The Acquisition is subject, inter alia, to the completion of due diligence, documentation and compliance with all regulatory requirements, including the AIM Rules and, as required, the Takeover Code.
As a precursor to the Acquisition, the Company has also agreed to provide Big Sofa with a short-term loan of up to £500,000 for working capital purposes. This loan will be drawn down in two tranches, with £250,000 being drawn immediately. The loan will pay a coupon of 6 per cent., is secured by way of debenture and is fully repayable on 19 October 2016 in the event that the Acquisition does not proceed.
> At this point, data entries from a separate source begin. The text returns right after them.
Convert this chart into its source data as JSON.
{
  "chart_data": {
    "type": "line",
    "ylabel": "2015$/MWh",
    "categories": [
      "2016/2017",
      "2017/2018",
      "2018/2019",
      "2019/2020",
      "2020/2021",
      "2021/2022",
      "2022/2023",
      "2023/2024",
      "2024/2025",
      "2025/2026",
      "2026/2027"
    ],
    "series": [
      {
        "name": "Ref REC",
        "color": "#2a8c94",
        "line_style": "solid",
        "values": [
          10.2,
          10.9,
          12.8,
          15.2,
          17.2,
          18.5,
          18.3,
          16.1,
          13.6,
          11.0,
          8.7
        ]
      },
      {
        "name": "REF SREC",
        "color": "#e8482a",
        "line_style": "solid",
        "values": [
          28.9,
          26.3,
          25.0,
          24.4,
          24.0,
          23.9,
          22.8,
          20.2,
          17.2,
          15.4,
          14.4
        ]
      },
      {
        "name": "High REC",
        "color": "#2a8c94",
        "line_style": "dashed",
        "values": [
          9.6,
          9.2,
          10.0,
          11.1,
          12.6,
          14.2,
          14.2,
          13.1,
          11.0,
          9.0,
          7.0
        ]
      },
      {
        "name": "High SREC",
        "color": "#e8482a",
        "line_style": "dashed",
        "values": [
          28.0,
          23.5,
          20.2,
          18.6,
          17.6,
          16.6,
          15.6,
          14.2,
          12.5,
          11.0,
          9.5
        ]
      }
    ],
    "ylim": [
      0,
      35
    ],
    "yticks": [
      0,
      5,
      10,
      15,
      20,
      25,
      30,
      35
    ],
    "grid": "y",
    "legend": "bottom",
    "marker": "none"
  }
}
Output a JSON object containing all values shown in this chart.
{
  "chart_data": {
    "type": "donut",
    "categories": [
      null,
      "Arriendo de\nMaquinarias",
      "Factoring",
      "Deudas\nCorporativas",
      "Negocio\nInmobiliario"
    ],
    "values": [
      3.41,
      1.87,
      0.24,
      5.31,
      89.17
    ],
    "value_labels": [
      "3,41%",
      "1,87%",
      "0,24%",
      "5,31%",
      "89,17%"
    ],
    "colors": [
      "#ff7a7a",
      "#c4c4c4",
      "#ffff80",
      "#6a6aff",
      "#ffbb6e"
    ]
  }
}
It is also envisaged that the Group will seek to raise additional funds from both existing shareholders and new investors to finance the development of the Group going forward.
For the time being, the Company will continue to retain its Belize Licences. However, if the Acquisition completes, the Board will consider withdrawing from its oil and gas activities.
As the Acquisition would amount to a Reverse Takeover under the AIM Rules, the Directors have requested that trading in the Company’s shares be suspended with immediate effect pending the publication of the required AIM Admission Document or confirmation that the Acquisition is not proceeding.
The Company intends to hold an Extraordinary General Meeting (“EGM”) in June in order to seek shareholder approval for the Company to consider opportunities outside of the oil and gas sector and for release of the second tranche of the loan to Big Sofa. The appropriate notice to convene this meeting will be posted shortly. It should also be noted that if the Acquisition proceeds, specific shareholder consent will also be required at a subsequent meeting in accordance with AIM Rule 14 and associated matters including any applicable requirements of the Takeover Code.